Аллергия: Жестокие игры иммунитета

В книге упоминаются социальные сети Instagram и/или Facebook – продукты компании Meta Platforms Inc., деятельность которой по реализации соответствующих продуктов на территории Российской Федерации запрещена


Переводчик Анна Красильникова

Научный редактор Белла Брагвадзе, аллерголог-иммунолог, педиатр, член Европейской академии аллергологии и клинической иммунологии, к. м. н.

Редактор Любовь Макарина

Главный редактор С. Турко

Руководитель проекта О. Равданис

Адаптация оригинальной обложки Ю. Буга

Корректоры М. Стимбирис, Е. Яблоков

Верстка М. Поташкин


Все права защищены. Данная электронная книга предназначена исключительно для частного использования в личных (некоммерческих) целях. Электронная книга, ее части, фрагменты и элементы, включая текст, изображения и иное, не подлежат копированию и любому другому использованию без разрешения правообладателя.
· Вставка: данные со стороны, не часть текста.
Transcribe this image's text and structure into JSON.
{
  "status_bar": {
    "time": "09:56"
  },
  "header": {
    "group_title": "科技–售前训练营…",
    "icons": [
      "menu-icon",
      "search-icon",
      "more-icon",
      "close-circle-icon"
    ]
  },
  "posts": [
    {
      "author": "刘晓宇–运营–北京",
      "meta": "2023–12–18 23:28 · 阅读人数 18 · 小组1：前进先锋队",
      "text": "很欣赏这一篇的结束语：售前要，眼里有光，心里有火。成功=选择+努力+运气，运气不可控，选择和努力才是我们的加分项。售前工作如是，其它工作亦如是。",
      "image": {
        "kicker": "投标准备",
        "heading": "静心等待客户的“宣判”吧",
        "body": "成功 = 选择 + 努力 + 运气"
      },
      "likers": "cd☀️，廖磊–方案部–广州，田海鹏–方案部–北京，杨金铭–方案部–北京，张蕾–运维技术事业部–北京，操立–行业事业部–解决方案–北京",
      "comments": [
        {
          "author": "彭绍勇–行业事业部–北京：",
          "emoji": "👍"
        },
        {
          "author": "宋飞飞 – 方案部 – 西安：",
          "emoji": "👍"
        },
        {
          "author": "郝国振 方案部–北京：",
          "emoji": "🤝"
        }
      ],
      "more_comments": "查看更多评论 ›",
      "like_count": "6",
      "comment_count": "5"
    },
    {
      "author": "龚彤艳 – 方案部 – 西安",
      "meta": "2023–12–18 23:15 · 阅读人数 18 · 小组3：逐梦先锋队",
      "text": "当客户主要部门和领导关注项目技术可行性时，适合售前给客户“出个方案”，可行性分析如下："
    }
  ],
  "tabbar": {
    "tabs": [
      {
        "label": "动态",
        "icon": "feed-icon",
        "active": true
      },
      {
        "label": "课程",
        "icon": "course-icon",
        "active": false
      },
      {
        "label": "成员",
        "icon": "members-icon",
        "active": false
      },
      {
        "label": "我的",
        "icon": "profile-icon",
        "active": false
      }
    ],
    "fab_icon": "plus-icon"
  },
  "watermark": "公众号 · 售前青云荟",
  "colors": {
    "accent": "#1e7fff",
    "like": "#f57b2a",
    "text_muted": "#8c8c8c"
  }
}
В частности, запрещено такое использование, в результате которого электронная книга, ее часть, фрагмент или элемент станут доступными ограниченному или неопределенному кругу лиц, в том числе посредством сети интернет, независимо от того, будет предоставляться доступ за плату или безвозмездно.

Копирование, воспроизведение и иное использование электронной книги, ее частей, фрагментов и элементов, выходящее за пределы частного использования в личных (некоммерческих) целях, без согласия правообладателя является незаконным и влечет уголовную, административную и гражданскую ответственность.


© Theresa MacPhail, 2021

Published by permission of the author and her literary agents, Nordlyset Literary Agency, LLC (USA) via Alexander Korzhenevski Agensy (Russia)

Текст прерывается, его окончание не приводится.